A new study is shedding light on the mortality rate disparity for Black people in the United States — and further illuminating the deadly toll of racial inequities in healthcare.

As NBC News reported, a JAMA study published on Tuesday (May 16) found that the disproportionately high mortality rate for Black Americans accounted for more than 1.63 million excess deaths between 1999 and 2020 relative to white people. Black people are also more likely to die young. Over that 22-year stretch, their higher death rate resulted in more than 80 million cumulative years of life lost.

These staggering figures are due at least in part to the COVID-19 pandemic, which has had a disproportionately devastatingly impact on communities of color. According to the Centers for Disease Control and Prevention (CDC), Black people are 1.6 times more likely to die from COVID than white, non-Hispanic people.

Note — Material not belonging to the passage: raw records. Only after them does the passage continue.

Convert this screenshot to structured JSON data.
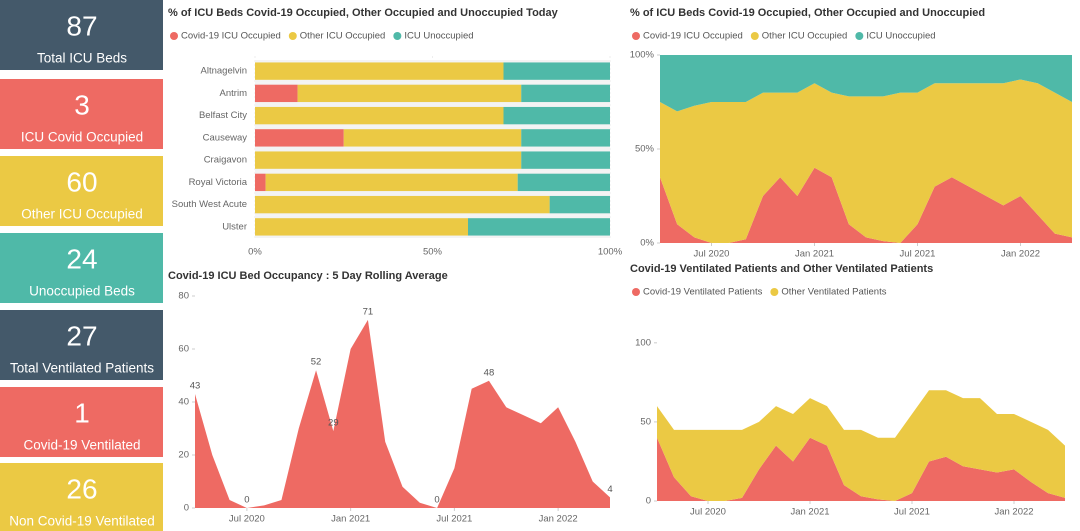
{
  "kpis": [
    {
      "value": 87,
      "label": "Total ICU Beds",
      "color": "#44596a"
    },
    {
      "value": 3,
      "label": "ICU Covid Occupied",
      "color": "#ee6a63"
    },
    {
      "value": 60,
      "label": "Other ICU Occupied",
      "color": "#ebc944"
    },
    {
      "value": 24,
      "label": "Unoccupied Beds",
      "color": "#4fb9a8"
    },
    {
      "value": 27,
      "label": "Total Ventilated Patients",
      "color": "#44596a"
    },
    {
      "value": 1,
      "label": "Covid-19 Ventilated",
      "color": "#ee6a63"
    },
    {
      "value": 26,
      "label": "Non Covid-19 Ventilated",
      "color": "#ebc944"
    }
  ],
  "chart_data": [
    {
      "type": "bar",
      "orientation": "horizontal",
      "stacked": true,
      "title": "% of ICU Beds Covid-19 Occupied, Other Occupied and Unoccupied Today",
      "categories": [
        "Altnagelvin",
        "Antrim",
        "Belfast City",
        "Causeway",
        "Craigavon",
        "Royal Victoria",
        "South West Acute",
        "Ulster"
      ],
      "series": [
        {
          "name": "Covid-19 ICU Occupied",
          "color": "#ee6a63",
          "values": [
            0,
            12,
            0,
            25,
            0,
            3,
            0,
            0
          ]
        },
        {
          "name": "Other ICU Occupied",
          "color": "#ebc944",
          "values": [
            70,
            63,
            70,
            50,
            75,
            71,
            83,
            60
          ]
        },
        {
          "name": "ICU Unoccupied",
          "color": "#4fb9a8",
          "values": [
            30,
            25,
            30,
            25,
            25,
            26,
            17,
            40
          ]
        }
      ],
      "xlim": [
        0,
        100
      ],
      "xticks": [
        {
          "value": 0,
          "label": "0%"
        },
        {
          "value": 50,
          "label": "50%"
        },
        {
          "value": 100,
          "label": "100%"
        }
      ]
    },
    {
      "type": "area",
      "stacked": true,
      "title": "% of ICU Beds Covid-19 Occupied, Other Occupied and Unoccupied",
      "x": [
        "2020-04",
        "2020-05",
        "2020-06",
        "2020-07",
        "2020-08",
        "2020-09",
        "2020-10",
        "2020-11",
        "2020-12",
        "2021-01",
        "2021-02",
        "2021-03",
        "2021-04",
        "2021-05",
        "2021-06",
        "2021-07",
        "2021-08",
        "2021-09",
        "2021-10",
        "2021-11",
        "2021-12",
        "2022-01",
        "2022-02",
        "2022-03",
        "2022-04"
      ],
      "series": [
        {
          "name": "Covid-19 ICU Occupied",
          "color": "#ee6a63",
          "values": [
            35,
            10,
            3,
            0,
            0,
            2,
            25,
            35,
            25,
            40,
            35,
            10,
            3,
            1,
            0,
            10,
            30,
            35,
            30,
            25,
            20,
            25,
            15,
            5,
            3
          ]
        },
        {
          "name": "Other ICU Occupied",
          "color": "#ebc944",
          "values": [
            40,
            60,
            70,
            75,
            75,
            73,
            55,
            45,
            55,
            45,
            45,
            68,
            75,
            77,
            80,
            70,
            55,
            50,
            55,
            60,
            65,
            62,
            70,
            75,
            72
          ]
        },
        {
          "name": "ICU Unoccupied",
          "color": "#4fb9a8",
          "values": [
            25,
            30,
            27,
            25,
            25,
            25,
            20,
            20,
            20,
            15,
            20,
            22,
            22,
            22,
            20,
            20,
            15,
            15,
            15,
            15,
            15,
            13,
            15,
            20,
            25
          ]
        }
      ],
      "xlim": [
        "2020-04",
        "2022-04"
      ],
      "xticks": [
        {
          "value": "2020-07",
          "label": "Jul 2020"
        },
        {
          "value": "2021-01",
          "label": "Jan 2021"
        },
        {
          "value": "2021-07",
          "label": "Jul 2021"
        },
        {
          "value": "2022-01",
          "label": "Jan 2022"
        }
      ],
      "ylim": [
        0,
        100
      ],
      "yticks": [
        {
          "value": 0,
          "label": "0%"
        },
        {
          "value": 50,
          "label": "50%"
        },
        {
          "value": 100,
          "label": "100%"
        }
      ]
    },
    {
      "type": "area",
      "title": "Covid-19 ICU Bed Occupancy : 5 Day Rolling Average",
      "x": [
        "2020-04",
        "2020-05",
        "2020-06",
        "2020-07",
        "2020-08",
        "2020-09",
        "2020-10",
        "2020-11",
        "2020-12",
        "2021-01",
        "2021-02",
        "2021-03",
        "2021-04",
        "2021-05",
        "2021-06",
        "2021-07",
        "2021-08",
        "2021-09",
        "2021-10",
        "2021-11",
        "2021-12",
        "2022-01",
        "2022-02",
        "2022-03",
        "2022-04"
      ],
      "values": [
        43,
        20,
        3,
        0,
        1,
        3,
        30,
        52,
        29,
        60,
        71,
        25,
        8,
        2,
        0,
        15,
        45,
        48,
        38,
        35,
        32,
        38,
        25,
        10,
        4
      ],
      "value_labels": [
        "43",
        null,
        null,
        "0",
        null,
        null,
        null,
        "52",
        "29",
        null,
        "71",
        null,
        null,
        null,
        "0",
        null,
        null,
        "48",
        null,
        null,
        null,
        null,
        null,
        null,
        "4"
      ],
      "color": "#ee6a63",
      "xlim": [
        "2020-04",
        "2022-04"
      ],
      "xticks": [
        {
          "value": "2020-07",
          "label": "Jul 2020"
        },
        {
          "value": "2021-01",
          "label": "Jan 2021"
        },
        {
          "value": "2021-07",
          "label": "Jul 2021"
        },
        {
          "value": "2022-01",
          "label": "Jan 2022"
        }
      ],
      "ylim": [
        0,
        80
      ],
      "yticks": [
        0,
        20,
        40,
        60,
        80
      ]
    },
    {
      "type": "area",
      "stacked": true,
      "title": "Covid-19 Ventilated Patients and Other Ventilated Patients",
      "x": [
        "2020-04",
        "2020-05",
        "2020-06",
        "2020-07",
        "2020-08",
        "2020-09",
        "2020-10",
        "2020-11",
        "2020-12",
        "2021-01",
        "2021-02",
        "2021-03",
        "2021-04",
        "2021-05",
        "2021-06",
        "2021-07",
        "2021-08",
        "2021-09",
        "2021-10",
        "2021-11",
        "2021-12",
        "2022-01",
        "2022-02",
        "2022-03",
        "2022-04"
      ],
      "series": [
        {
          "name": "Covid-19 Ventilated Patients",
          "color": "#ee6a63",
          "values": [
            40,
            15,
            3,
            0,
            0,
            2,
            20,
            35,
            25,
            40,
            35,
            10,
            3,
            1,
            0,
            5,
            25,
            28,
            22,
            20,
            18,
            20,
            12,
            5,
            2
          ]
        },
        {
          "name": "Other Ventilated Patients",
          "color": "#ebc944",
          "values": [
            20,
            30,
            42,
            45,
            45,
            43,
            30,
            25,
            30,
            25,
            25,
            35,
            42,
            39,
            40,
            50,
            45,
            42,
            43,
            45,
            37,
            35,
            38,
            40,
            33
          ]
        }
      ],
      "xlim": [
        "2020-04",
        "2022-04"
      ],
      "xticks": [
        {
          "value": "2020-07",
          "label": "Jul 2020"
        },
        {
          "value": "2021-01",
          "label": "Jan 2021"
        },
        {
          "value": "2021-07",
          "label": "Jul 2021"
        },
        {
          "value": "2022-01",
          "label": "Jan 2022"
        }
      ],
      "ylim": [
        0,
        110
      ],
      "yticks": [
        0,
        50,
        100
      ]
    }
  ]
}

America was actually making progress on closing this racial gap in mortality rates between 1999 and 2011. Unfortunately, that trend began to stall in 2011; once COVID hit the U.S. in 2020, the disparity worsened yet again.

“The study is hugely important for about 1.63 million reasons,” Herman Taylor, an author of the study and research director at Morehouse School of Medicine, told NBC News. “Real lives are being lost. Real families are missing parents and grandparents. Babies and their mothers are dying. We have been screaming this message for decades.”